His love for digital media was still apparent as he chatted about helping to start the first video news network at St. Paul Academy and Summit School, his excitement clearly showing.
“Kids are making news stories about the school,” he said. “Some of it is serious, [like] where they’re reporting on what happened at the boys’ football game, but there’s parts of it where I intentionally made it very light-hearted.”
Razavi has incorporated elements of MASSPIRG and his first environmental studies course at Amherst in the late ’90s into his current seventh grade social studies curriculum. His work has impacted the curriculum in the classroom, making it “pretty influenced by sustainability studies and climate change.”
Looking Back
Reflecting on his experience at Amherst, Razavi believes that those four years have shaped him into an active doer.
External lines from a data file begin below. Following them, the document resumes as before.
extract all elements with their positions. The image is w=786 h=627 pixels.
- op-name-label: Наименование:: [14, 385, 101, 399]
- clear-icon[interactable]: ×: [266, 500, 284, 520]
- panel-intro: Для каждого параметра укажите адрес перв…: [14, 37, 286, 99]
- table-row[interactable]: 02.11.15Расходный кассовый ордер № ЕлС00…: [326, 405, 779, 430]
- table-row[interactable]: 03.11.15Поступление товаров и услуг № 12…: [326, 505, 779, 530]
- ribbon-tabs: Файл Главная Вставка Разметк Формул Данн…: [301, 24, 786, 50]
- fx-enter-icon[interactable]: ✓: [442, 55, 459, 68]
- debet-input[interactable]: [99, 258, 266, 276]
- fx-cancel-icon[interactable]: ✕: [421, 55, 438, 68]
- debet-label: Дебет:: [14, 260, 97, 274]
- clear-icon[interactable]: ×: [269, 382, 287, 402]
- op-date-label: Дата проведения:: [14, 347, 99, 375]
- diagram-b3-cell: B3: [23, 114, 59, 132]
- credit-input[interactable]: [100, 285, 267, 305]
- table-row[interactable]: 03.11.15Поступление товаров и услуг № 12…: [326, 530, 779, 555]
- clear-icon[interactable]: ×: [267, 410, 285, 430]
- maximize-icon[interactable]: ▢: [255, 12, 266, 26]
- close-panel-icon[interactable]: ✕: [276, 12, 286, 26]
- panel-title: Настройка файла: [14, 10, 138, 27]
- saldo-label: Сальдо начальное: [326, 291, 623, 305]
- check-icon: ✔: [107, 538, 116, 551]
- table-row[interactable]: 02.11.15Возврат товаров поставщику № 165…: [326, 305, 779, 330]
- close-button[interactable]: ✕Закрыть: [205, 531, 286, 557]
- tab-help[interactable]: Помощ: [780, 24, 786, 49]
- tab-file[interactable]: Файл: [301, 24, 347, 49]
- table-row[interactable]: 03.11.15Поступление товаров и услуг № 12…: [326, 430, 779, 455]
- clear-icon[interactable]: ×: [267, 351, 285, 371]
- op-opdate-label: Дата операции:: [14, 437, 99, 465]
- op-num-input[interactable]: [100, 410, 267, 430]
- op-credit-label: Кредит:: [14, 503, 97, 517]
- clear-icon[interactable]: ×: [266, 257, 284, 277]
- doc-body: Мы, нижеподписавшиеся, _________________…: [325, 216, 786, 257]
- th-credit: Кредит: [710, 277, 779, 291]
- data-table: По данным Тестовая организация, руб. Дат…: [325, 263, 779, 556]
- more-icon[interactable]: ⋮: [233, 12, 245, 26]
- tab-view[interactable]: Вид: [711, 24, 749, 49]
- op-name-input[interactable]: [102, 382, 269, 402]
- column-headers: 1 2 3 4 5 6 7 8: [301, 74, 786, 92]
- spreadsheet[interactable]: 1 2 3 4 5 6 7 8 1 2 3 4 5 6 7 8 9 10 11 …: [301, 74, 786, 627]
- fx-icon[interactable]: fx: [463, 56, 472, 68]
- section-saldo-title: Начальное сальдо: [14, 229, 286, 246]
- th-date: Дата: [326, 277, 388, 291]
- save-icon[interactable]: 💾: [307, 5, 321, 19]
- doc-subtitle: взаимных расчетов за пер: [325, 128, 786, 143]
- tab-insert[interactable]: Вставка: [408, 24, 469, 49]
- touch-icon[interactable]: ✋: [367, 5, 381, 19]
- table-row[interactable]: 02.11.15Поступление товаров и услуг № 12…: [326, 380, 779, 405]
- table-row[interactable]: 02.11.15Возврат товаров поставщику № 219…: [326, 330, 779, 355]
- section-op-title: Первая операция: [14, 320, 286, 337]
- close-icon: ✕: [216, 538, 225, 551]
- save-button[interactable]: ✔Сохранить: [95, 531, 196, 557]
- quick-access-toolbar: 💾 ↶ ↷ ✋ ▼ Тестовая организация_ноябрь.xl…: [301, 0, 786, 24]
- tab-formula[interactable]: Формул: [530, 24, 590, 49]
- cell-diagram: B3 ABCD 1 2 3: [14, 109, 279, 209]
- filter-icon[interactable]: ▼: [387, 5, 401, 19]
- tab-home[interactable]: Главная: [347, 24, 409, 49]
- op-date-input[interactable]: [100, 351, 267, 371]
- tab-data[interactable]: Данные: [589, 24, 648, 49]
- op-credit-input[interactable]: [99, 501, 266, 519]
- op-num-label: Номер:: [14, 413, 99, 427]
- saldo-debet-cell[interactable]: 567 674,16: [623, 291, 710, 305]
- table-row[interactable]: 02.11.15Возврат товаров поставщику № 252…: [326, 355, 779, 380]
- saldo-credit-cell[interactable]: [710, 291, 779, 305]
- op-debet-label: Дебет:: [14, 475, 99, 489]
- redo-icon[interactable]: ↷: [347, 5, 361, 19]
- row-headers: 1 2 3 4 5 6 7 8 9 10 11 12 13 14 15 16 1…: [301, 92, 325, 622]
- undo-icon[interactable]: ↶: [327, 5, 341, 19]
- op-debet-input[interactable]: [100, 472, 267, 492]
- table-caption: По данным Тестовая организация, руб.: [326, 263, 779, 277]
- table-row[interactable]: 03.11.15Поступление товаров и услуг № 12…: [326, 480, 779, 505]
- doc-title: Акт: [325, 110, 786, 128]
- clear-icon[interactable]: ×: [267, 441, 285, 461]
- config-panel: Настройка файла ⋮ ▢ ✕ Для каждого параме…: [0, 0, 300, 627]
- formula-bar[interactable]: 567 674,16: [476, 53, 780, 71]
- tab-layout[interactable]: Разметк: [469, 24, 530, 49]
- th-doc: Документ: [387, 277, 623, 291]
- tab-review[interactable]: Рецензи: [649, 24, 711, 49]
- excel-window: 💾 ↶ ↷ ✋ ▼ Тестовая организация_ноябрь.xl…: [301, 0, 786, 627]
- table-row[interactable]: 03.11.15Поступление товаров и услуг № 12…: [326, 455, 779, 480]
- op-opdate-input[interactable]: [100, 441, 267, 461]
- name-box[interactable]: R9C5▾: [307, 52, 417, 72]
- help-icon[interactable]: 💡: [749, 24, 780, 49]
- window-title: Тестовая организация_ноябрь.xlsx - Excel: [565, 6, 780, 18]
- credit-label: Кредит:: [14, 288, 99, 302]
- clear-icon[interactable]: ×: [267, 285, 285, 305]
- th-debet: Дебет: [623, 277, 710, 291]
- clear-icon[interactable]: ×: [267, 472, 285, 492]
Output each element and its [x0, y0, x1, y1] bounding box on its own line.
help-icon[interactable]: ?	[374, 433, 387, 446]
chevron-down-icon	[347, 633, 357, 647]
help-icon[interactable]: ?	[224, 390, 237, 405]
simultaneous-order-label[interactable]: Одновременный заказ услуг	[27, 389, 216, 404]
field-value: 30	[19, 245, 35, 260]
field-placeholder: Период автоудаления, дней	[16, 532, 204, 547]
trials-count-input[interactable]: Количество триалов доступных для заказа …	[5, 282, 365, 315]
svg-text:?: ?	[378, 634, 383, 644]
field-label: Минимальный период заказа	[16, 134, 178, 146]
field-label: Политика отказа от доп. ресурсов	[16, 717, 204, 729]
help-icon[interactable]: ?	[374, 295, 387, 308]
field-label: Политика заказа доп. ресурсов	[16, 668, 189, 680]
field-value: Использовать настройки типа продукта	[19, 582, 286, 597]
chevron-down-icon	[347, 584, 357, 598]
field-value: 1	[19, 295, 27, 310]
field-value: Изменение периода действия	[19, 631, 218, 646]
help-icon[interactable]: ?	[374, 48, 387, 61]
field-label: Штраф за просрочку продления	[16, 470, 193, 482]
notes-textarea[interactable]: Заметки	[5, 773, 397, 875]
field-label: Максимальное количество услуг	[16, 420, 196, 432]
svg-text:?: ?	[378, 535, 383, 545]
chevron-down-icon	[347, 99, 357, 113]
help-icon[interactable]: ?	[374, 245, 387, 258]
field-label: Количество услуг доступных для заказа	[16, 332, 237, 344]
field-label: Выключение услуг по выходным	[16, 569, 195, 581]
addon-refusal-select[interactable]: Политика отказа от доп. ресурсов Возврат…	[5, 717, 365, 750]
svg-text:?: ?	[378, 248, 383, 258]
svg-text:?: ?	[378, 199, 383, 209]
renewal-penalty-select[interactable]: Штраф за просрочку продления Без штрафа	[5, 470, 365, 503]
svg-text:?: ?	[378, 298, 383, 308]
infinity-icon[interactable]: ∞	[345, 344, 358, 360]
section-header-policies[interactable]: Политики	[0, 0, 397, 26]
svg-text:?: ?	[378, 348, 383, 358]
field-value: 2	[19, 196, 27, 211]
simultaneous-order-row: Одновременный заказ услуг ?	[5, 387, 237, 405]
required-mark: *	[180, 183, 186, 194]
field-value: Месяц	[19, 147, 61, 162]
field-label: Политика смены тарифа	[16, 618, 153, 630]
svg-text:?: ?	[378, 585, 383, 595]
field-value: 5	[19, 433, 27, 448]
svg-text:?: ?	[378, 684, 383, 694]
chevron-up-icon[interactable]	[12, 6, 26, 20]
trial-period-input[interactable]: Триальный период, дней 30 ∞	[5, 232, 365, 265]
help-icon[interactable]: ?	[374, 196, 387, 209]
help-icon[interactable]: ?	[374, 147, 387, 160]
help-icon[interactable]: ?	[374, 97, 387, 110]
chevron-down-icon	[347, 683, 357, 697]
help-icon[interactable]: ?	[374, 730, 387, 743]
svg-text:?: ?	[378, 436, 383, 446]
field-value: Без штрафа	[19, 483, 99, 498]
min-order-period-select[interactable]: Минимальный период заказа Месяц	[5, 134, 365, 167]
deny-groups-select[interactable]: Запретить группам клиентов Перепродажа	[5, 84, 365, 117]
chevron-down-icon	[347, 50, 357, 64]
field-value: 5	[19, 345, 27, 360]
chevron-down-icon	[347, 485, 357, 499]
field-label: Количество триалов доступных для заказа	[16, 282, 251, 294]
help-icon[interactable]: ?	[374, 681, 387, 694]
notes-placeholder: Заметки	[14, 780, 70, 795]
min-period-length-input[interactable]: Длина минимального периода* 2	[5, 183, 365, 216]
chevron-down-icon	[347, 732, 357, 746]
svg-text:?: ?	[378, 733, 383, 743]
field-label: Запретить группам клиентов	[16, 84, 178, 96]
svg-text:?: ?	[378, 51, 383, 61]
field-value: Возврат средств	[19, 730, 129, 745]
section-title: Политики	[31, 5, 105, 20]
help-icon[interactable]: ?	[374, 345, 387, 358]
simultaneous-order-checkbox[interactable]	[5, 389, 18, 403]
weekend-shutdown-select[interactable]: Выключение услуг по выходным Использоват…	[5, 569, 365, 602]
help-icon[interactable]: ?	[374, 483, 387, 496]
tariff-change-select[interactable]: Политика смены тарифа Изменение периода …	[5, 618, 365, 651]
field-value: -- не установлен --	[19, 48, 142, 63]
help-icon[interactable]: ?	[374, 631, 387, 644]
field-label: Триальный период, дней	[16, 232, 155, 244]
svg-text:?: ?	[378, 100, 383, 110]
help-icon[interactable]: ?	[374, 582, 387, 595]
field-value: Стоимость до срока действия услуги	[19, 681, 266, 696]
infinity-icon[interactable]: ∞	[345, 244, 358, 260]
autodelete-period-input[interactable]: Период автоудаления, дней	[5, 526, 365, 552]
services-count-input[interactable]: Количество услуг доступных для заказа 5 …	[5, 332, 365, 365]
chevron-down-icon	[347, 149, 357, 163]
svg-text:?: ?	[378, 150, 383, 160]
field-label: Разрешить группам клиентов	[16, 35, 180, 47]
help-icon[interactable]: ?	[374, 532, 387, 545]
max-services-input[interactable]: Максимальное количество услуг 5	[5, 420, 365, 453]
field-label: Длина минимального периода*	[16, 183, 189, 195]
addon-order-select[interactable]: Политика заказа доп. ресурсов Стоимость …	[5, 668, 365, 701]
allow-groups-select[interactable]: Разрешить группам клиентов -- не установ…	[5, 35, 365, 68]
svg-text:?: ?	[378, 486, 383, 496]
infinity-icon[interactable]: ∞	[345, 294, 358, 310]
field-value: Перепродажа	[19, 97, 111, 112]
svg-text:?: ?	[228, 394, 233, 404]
“I feel like in high school you sit back and complain and … kind of just have a passive existence,” Razavi said. “You could totally go through high school, do everything, and only do what a college wants you to do to get accepted, but then now have a deep and authentic and engaged life.”
The classes that Razavi took, the clubs he participated in and the people befriended “helped me gain my voice and become someone who would do things and act on things,” Razavi said. “I became involved on the environmental side and planned the first solar power day in the town of Amherst. I felt like I could not have done that without a bunch of doers around me.”
Razavi’s fondest memories at Amherst involve the big circle of friends he had, with whom he still stays in touch.
“[I think] of my friends and hanging out with them in old Pratt … and in James and Stearns … but then I also [think] of their weddings and seeing all the same people at weddings,” he said. The bittersweet day of graduation, Razavi remembers, was “really sad.”
“I was really disappointed to be leaving,” he said. “I was really distraught, and I felt like the rest of my life would not be as good … I think of that day a lot, and it rained that day like crazy … After it was done, the sky opened up, and I was like, ‘This is the most depressing thing ever. This is the best four years, and now it’s over.’”
Other fond memories he shared include door-knocking for MASSPIRG — an interesting experience for an introvert, the divisions on campus after George W. Bush beat Al Gore in the 2000 presidential election and “the magic of the orientation stuff at the beginning of the year.”
Razavi also has a love for moviemaking, and he runs movie-making camps, where kids write their own storyboards, cast their own characters and film and edit their own videos.
In the same vein, Razavi also enjoys doing home video production. “I make fake films … where I have the kids and their cousins play roles and we record those videos,” Razavi said. “I think they’re going to think it’s hilarious 10 years from now.”
During his free time, Razavi enjoys spending time with his family — his wife and two kids. His family loves outdoor activities such as apple-picking, going to pumpkin patches and father-daughter T-Ball, he said.